LAWRIE MCMENEMY couldn't bear to watch game that sent Saints hurtling out of the top flight.

Instead, the club's most successful manager spent yesterday afternoon with autistic children - part of his many fund-raising activities in the area.

"There was a big screen showing the match at the nearby Rose Bowl," said McMenemy, "but it would be have been torture to watch so I headed back home.

"Not being involved with the club anymore, I prefer to stay in the background.

"It doesn't mean I still don't care passionately about them.

"I'm devastated to see it come to this.

"When I got home I checked on the half-time scores and it was still looking hopeful so I went out and watered the garden with a hosepipe.

"My mind was elsewhere though and I think I sprayed everything in sight, maybe even the cat!"

McMenemy knows what Harry Redknapp is going through.

Saints were relegated in his first season at helm, but he brought them back within three years then carried them onward into Europe.

"I said before the game that next to the 1976 Cup final and finishing second in the league, this was the biggest game in the club's history," added McMenemy.

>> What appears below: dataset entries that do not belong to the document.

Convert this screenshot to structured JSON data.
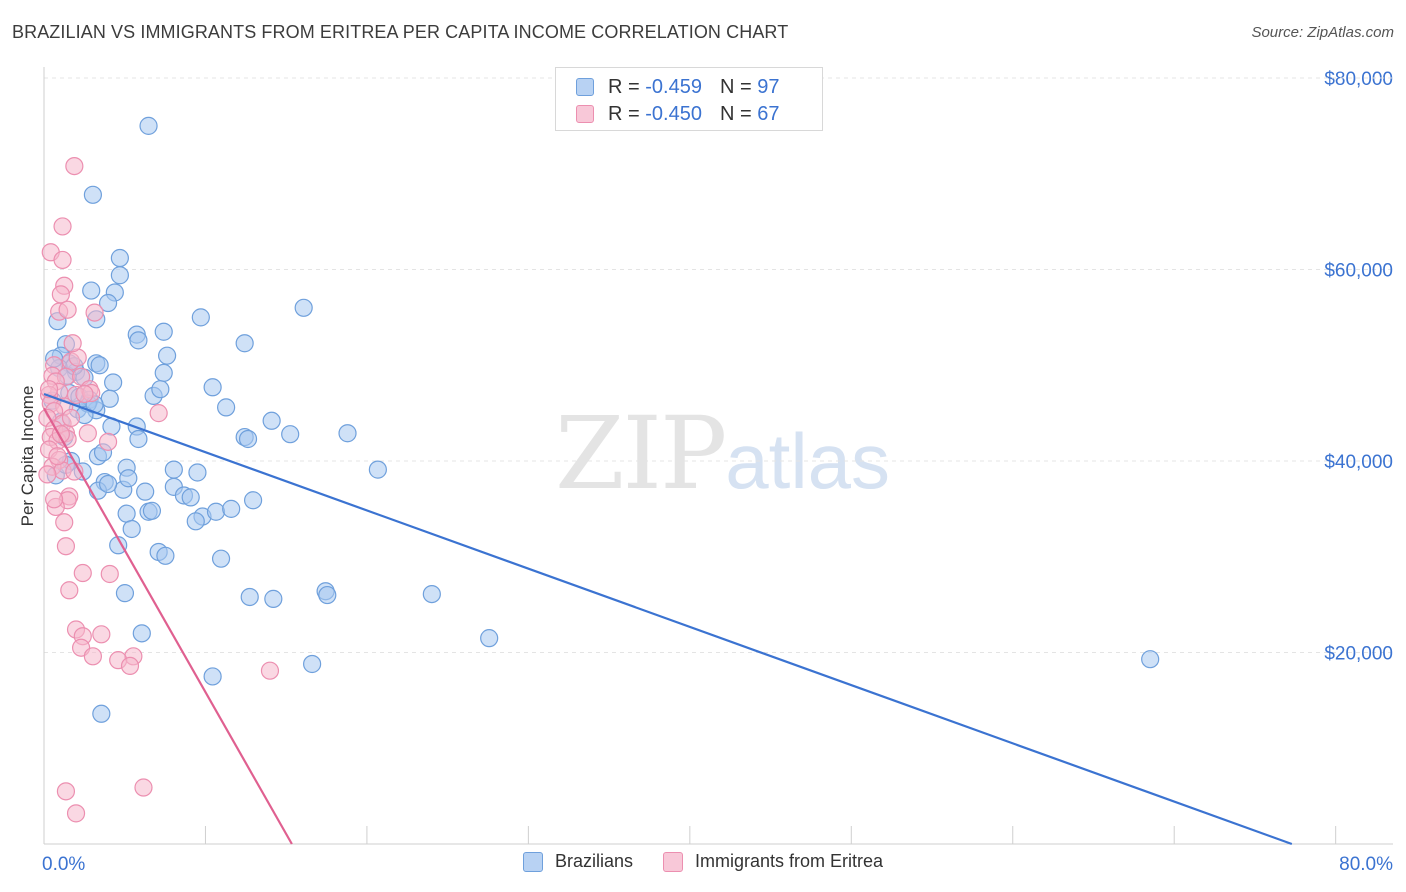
{
  "header": {
    "title": "BRAZILIAN VS IMMIGRANTS FROM ERITREA PER CAPITA INCOME CORRELATION CHART",
    "source": "Source: ZipAtlas.com"
  },
  "legend": {
    "rows": [
      {
        "r_label": "R =",
        "r_value": "-0.459",
        "n_label": "N =",
        "n_value": "97"
      },
      {
        "r_label": "R =",
        "r_value": "-0.450",
        "n_label": "N =",
        "n_value": "67"
      }
    ]
  },
  "watermark": {
    "zip": "ZIP",
    "atlas": "atlas"
  },
  "colors": {
    "blue": "#3b73d1",
    "blue_fill": "#a8c8f0",
    "blue_stroke": "#6fa0dc",
    "pink": "#e06090",
    "pink_fill": "#f5b8cc",
    "pink_stroke": "#ec8fb0",
    "grid": "#e4e4e4",
    "tick_label": "#3b73d1"
  },
  "chart_data": {
    "type": "scatter",
    "title": "BRAZILIAN VS IMMIGRANTS FROM ERITREA PER CAPITA INCOME CORRELATION CHART",
    "xlabel": "",
    "ylabel": "Per Capita Income",
    "xlim": [
      0,
      80
    ],
    "ylim": [
      0,
      80000
    ],
    "x_tick_labels": {
      "min": "0.0%",
      "max": "80.0%"
    },
    "y_ticks": [
      {
        "value": 20000,
        "label": "$20,000"
      },
      {
        "value": 40000,
        "label": "$40,000"
      },
      {
        "value": 60000,
        "label": "$60,000"
      },
      {
        "value": 80000,
        "label": "$80,000"
      }
    ],
    "grid": true,
    "series": [
      {
        "name": "Brazilians",
        "r": -0.459,
        "n": 97,
        "trend": {
          "x0": 0.0,
          "y0": 47000,
          "x1": 74.0,
          "y1": 0
        },
        "points": [
          [
            6.2,
            75000
          ],
          [
            2.9,
            67800
          ],
          [
            4.5,
            61200
          ],
          [
            4.5,
            59400
          ],
          [
            2.8,
            57800
          ],
          [
            4.2,
            57600
          ],
          [
            0.8,
            54600
          ],
          [
            3.1,
            54800
          ],
          [
            3.8,
            56500
          ],
          [
            1.3,
            52200
          ],
          [
            1.0,
            51000
          ],
          [
            5.5,
            53200
          ],
          [
            9.3,
            55000
          ],
          [
            15.4,
            56000
          ],
          [
            1.5,
            50200
          ],
          [
            0.9,
            49700
          ],
          [
            3.1,
            50200
          ],
          [
            7.3,
            51000
          ],
          [
            11.9,
            52300
          ],
          [
            5.6,
            52600
          ],
          [
            7.1,
            53500
          ],
          [
            0.6,
            50700
          ],
          [
            1.9,
            49300
          ],
          [
            1.4,
            48900
          ],
          [
            2.4,
            48700
          ],
          [
            4.1,
            48200
          ],
          [
            7.1,
            49200
          ],
          [
            10.0,
            47700
          ],
          [
            1.5,
            47100
          ],
          [
            2.1,
            46700
          ],
          [
            2.7,
            46400
          ],
          [
            3.9,
            46500
          ],
          [
            6.5,
            46800
          ],
          [
            6.9,
            47500
          ],
          [
            2.0,
            45400
          ],
          [
            3.1,
            45300
          ],
          [
            10.8,
            45600
          ],
          [
            13.5,
            44200
          ],
          [
            11.9,
            42500
          ],
          [
            12.1,
            42300
          ],
          [
            14.6,
            42800
          ],
          [
            18.0,
            42900
          ],
          [
            4.0,
            43600
          ],
          [
            5.5,
            43600
          ],
          [
            5.6,
            42300
          ],
          [
            3.2,
            40500
          ],
          [
            3.5,
            40900
          ],
          [
            4.9,
            39300
          ],
          [
            7.7,
            39100
          ],
          [
            9.1,
            38800
          ],
          [
            19.8,
            39100
          ],
          [
            3.6,
            37800
          ],
          [
            3.2,
            36900
          ],
          [
            4.7,
            37000
          ],
          [
            3.8,
            37600
          ],
          [
            5.0,
            38200
          ],
          [
            6.0,
            36800
          ],
          [
            7.7,
            37300
          ],
          [
            8.3,
            36400
          ],
          [
            8.7,
            36200
          ],
          [
            12.4,
            35900
          ],
          [
            6.2,
            34700
          ],
          [
            9.4,
            34200
          ],
          [
            10.2,
            34700
          ],
          [
            11.1,
            35000
          ],
          [
            4.9,
            34500
          ],
          [
            5.2,
            32900
          ],
          [
            9.0,
            33700
          ],
          [
            4.4,
            31200
          ],
          [
            6.8,
            30500
          ],
          [
            7.2,
            30100
          ],
          [
            10.5,
            29800
          ],
          [
            6.4,
            34800
          ],
          [
            16.7,
            26400
          ],
          [
            16.8,
            26000
          ],
          [
            23.0,
            26100
          ],
          [
            12.2,
            25800
          ],
          [
            13.6,
            25600
          ],
          [
            4.8,
            26200
          ],
          [
            5.8,
            22000
          ],
          [
            26.4,
            21500
          ],
          [
            65.6,
            19300
          ],
          [
            15.9,
            18800
          ],
          [
            10.0,
            17500
          ],
          [
            3.4,
            13600
          ],
          [
            1.2,
            42500
          ],
          [
            1.6,
            40000
          ],
          [
            0.7,
            38500
          ],
          [
            2.6,
            46000
          ],
          [
            1.8,
            49900
          ],
          [
            3.3,
            50000
          ],
          [
            0.5,
            46300
          ],
          [
            2.4,
            44800
          ],
          [
            1.0,
            44100
          ],
          [
            1.3,
            39600
          ],
          [
            2.3,
            38900
          ],
          [
            3.0,
            45900
          ]
        ]
      },
      {
        "name": "Immigrants from Eritrea",
        "r": -0.45,
        "n": 67,
        "trend": {
          "x0": 0.0,
          "y0": 45500,
          "x1": 14.7,
          "y1": 0
        },
        "points": [
          [
            1.8,
            70800
          ],
          [
            1.1,
            64500
          ],
          [
            0.4,
            61800
          ],
          [
            1.1,
            61000
          ],
          [
            1.2,
            58300
          ],
          [
            1.0,
            57400
          ],
          [
            0.9,
            55600
          ],
          [
            1.4,
            55800
          ],
          [
            3.0,
            55500
          ],
          [
            0.6,
            50000
          ],
          [
            1.6,
            50400
          ],
          [
            0.5,
            48900
          ],
          [
            1.3,
            48800
          ],
          [
            0.7,
            48300
          ],
          [
            2.2,
            48800
          ],
          [
            0.9,
            47200
          ],
          [
            2.7,
            47500
          ],
          [
            0.3,
            46900
          ],
          [
            1.9,
            46900
          ],
          [
            2.8,
            47100
          ],
          [
            0.4,
            46000
          ],
          [
            1.2,
            45700
          ],
          [
            0.6,
            45200
          ],
          [
            6.8,
            45000
          ],
          [
            0.2,
            44500
          ],
          [
            1.1,
            43900
          ],
          [
            0.6,
            43300
          ],
          [
            1.3,
            42900
          ],
          [
            2.6,
            42900
          ],
          [
            0.4,
            42500
          ],
          [
            0.8,
            42100
          ],
          [
            1.4,
            42300
          ],
          [
            3.8,
            42000
          ],
          [
            0.3,
            41200
          ],
          [
            0.9,
            40100
          ],
          [
            0.5,
            39400
          ],
          [
            1.1,
            39000
          ],
          [
            1.8,
            38900
          ],
          [
            0.2,
            38600
          ],
          [
            1.5,
            36300
          ],
          [
            1.4,
            35900
          ],
          [
            0.7,
            35200
          ],
          [
            1.2,
            33600
          ],
          [
            1.3,
            31100
          ],
          [
            3.9,
            28200
          ],
          [
            2.3,
            28300
          ],
          [
            1.5,
            26500
          ],
          [
            1.9,
            22400
          ],
          [
            2.3,
            21700
          ],
          [
            3.4,
            21900
          ],
          [
            2.2,
            20500
          ],
          [
            2.9,
            19600
          ],
          [
            5.3,
            19600
          ],
          [
            4.4,
            19200
          ],
          [
            5.1,
            18600
          ],
          [
            13.4,
            18100
          ],
          [
            1.3,
            5500
          ],
          [
            5.9,
            5900
          ],
          [
            1.9,
            3200
          ],
          [
            0.3,
            47500
          ],
          [
            1.6,
            44500
          ],
          [
            2.0,
            50800
          ],
          [
            0.8,
            40500
          ],
          [
            2.4,
            47000
          ],
          [
            0.6,
            36000
          ],
          [
            1.0,
            42800
          ],
          [
            1.7,
            52300
          ]
        ]
      }
    ]
  },
  "bottom_legend": [
    {
      "label": "Brazilians"
    },
    {
      "label": "Immigrants from Eritrea"
    }
  ]
}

"I knew what Harry was going through and I wanted to ring him in the morning but decided I against it.

"The last time I telephone him was on the morning of the Pompey game!

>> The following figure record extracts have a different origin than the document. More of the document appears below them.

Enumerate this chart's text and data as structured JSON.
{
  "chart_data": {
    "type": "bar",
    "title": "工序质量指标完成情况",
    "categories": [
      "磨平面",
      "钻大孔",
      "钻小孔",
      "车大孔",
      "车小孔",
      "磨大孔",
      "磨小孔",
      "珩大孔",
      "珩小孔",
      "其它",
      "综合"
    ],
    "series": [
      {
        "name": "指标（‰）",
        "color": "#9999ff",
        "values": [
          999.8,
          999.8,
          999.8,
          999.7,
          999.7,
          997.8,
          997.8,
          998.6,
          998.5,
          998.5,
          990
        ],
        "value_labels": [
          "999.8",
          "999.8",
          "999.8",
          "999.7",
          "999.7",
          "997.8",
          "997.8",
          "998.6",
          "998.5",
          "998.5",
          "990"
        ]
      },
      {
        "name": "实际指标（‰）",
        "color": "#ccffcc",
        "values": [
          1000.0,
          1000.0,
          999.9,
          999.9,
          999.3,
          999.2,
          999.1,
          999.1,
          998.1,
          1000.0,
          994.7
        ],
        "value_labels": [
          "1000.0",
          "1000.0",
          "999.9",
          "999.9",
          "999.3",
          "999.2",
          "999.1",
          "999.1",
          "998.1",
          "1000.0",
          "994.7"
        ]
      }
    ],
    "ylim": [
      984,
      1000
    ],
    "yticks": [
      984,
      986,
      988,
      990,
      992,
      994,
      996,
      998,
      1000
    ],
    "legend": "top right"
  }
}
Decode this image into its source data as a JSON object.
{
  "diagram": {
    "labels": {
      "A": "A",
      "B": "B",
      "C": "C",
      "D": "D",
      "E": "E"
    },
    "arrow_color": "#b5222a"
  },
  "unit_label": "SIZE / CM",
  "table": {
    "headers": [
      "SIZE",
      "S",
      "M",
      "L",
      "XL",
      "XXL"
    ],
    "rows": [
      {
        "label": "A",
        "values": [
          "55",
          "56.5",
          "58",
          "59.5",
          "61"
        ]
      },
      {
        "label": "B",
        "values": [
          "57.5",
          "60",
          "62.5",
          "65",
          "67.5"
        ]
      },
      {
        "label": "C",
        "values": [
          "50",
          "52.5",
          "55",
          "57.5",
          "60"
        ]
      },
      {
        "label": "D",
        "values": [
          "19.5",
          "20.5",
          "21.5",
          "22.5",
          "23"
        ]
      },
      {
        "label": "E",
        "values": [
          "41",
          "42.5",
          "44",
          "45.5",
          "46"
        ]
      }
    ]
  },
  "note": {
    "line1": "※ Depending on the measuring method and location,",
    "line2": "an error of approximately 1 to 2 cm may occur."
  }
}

"We football people are a superstitious lot.

"When I heard we had lost to Manchester United, I knew we were down.

"I didn't even check on the other scores.

"And knowing we were relegated sent my mind flooding back to the early days at The Dell when, having fought out way back, we went on to enjoy the glory days and lay down the strong foundations which helped us to survive for so long.

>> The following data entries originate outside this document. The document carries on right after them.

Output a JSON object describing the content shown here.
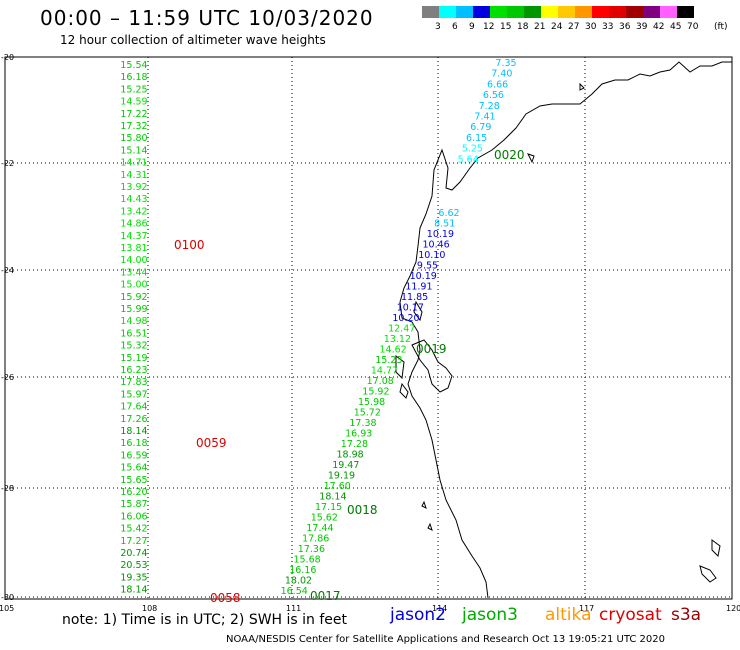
{
  "header": {
    "title": "00:00 – 11:59 UTC 10/03/2020",
    "subtitle": "12 hour collection of altimeter wave heights"
  },
  "legend": {
    "unit": "(ft)",
    "levels": [
      "3",
      "6",
      "9",
      "12",
      "15",
      "18",
      "21",
      "24",
      "27",
      "30",
      "33",
      "36",
      "39",
      "42",
      "45",
      "70"
    ],
    "colors": [
      "#7f7f7f",
      "#00ffff",
      "#00bfff",
      "#0000e0",
      "#00e000",
      "#00c800",
      "#009600",
      "#ffff00",
      "#ffc800",
      "#ff9600",
      "#ff0000",
      "#e00000",
      "#a00000",
      "#800080",
      "#ff60ff",
      "#000000"
    ]
  },
  "map": {
    "lat_labels": [
      "-20",
      "-22",
      "-24",
      "-26",
      "-28",
      "-30"
    ],
    "lon_labels": [
      "105",
      "108",
      "111",
      "114",
      "117",
      "120"
    ]
  },
  "tracks": [
    {
      "satellite": "cryosat",
      "time_label": "0100",
      "time_color": "#dd0000",
      "values": [
        "15.54",
        "16.18",
        "15.25",
        "14.59",
        "17.22",
        "17.32",
        "15.80",
        "15.14",
        "14.71",
        "14.31",
        "13.92",
        "14.43",
        "13.42",
        "14.86",
        "14.37",
        "13.81",
        "14.00",
        "13.44",
        "15.00",
        "15.92",
        "15.99",
        "14.98",
        "16.51",
        "15.32",
        "15.19",
        "16.23",
        "17.83",
        "15.97",
        "17.64",
        "17.26",
        "18.14",
        "16.18",
        "16.59",
        "15.64",
        "15.65",
        "16.20",
        "15.87",
        "16.06",
        "15.42",
        "17.27",
        "20.74",
        "20.53",
        "19.35",
        "18.14"
      ]
    },
    {
      "satellite": "cryosat",
      "time_label": "0059",
      "time_color": "#dd0000",
      "values": []
    },
    {
      "satellite": "cryosat",
      "time_label": "0058",
      "time_color": "#dd0000",
      "values": []
    },
    {
      "satellite": "jason3",
      "time_label": "0020",
      "time_color": "#007a00",
      "values": [
        "7.35",
        "7.40",
        "6.66",
        "6.56",
        "7.28",
        "7.41",
        "6.79",
        "6.15",
        "5.25",
        "5.64"
      ]
    },
    {
      "satellite": "jason3",
      "time_label": "0019",
      "time_color": "#007a00",
      "values": [
        "6.62",
        "8.51",
        "10.19",
        "10.46",
        "10.10",
        "9.55",
        "10.19",
        "11.91",
        "11.85",
        "10.17",
        "10.20",
        "12.47",
        "13.12",
        "14.62",
        "15.23",
        "14.77",
        "17.08",
        "15.92",
        "15.98",
        "15.72",
        "17.38",
        "16.93",
        "17.28",
        "18.98",
        "19.47",
        "19.19",
        "17.60",
        "18.14",
        "17.15",
        "15.62",
        "17.44",
        "17.86",
        "17.36",
        "15.68",
        "16.16",
        "18.02",
        "16.54"
      ]
    },
    {
      "satellite": "jason3",
      "time_label": "0018",
      "time_color": "#007a00",
      "values": []
    },
    {
      "satellite": "jason3",
      "time_label": "0017",
      "time_color": "#007a00",
      "values": []
    }
  ],
  "footer": {
    "note": "note:  1) Time is in UTC;  2) SWH is in feet",
    "satellites": [
      {
        "name": "jason2",
        "color": "#0000dd"
      },
      {
        "name": "jason3",
        "color": "#00aa00"
      },
      {
        "name": "altika",
        "color": "#ff9900"
      },
      {
        "name": "cryosat",
        "color": "#dd0000"
      },
      {
        "name": "s3a",
        "color": "#990000"
      }
    ],
    "credit": "NOAA/NESDIS Center for Satellite Applications and Research      Oct 13 19:05:21 UTC 2020"
  }
}
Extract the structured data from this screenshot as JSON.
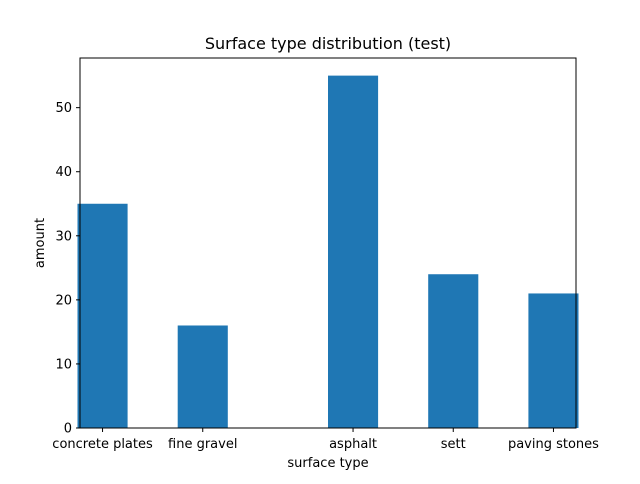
{
  "chart_data": {
    "type": "bar",
    "title": "Surface type distribution (test)",
    "xlabel": "surface type",
    "ylabel": "amount",
    "categories": [
      "concrete plates",
      "fine gravel",
      "asphalt",
      "sett",
      "paving stones"
    ],
    "x_positions": [
      0,
      1,
      2.5,
      3.5,
      4.5
    ],
    "values": [
      35,
      16,
      55,
      24,
      21
    ],
    "xlim": [
      -0.225,
      4.725
    ],
    "ylim": [
      0,
      57.75
    ],
    "yticks": [
      0,
      10,
      20,
      30,
      40,
      50
    ],
    "bar_color": "#1f77b4",
    "grid": false
  }
}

"To see us finish bottom is devastating to all who fought that cause and surely embarrassing to others who couldn't see it coming.

"I don't blame Harry Redknapp at all.

"He came in too late with too many players who had too little to offer and wretched away record stretching back over a year.

"The warning signs were there to see for quite a long time - painfully obvious to football people but not to others.

"Presumably even the most thick-skinned and arrogant will realise this now.

"Unfortunately it's too late to do anything about it."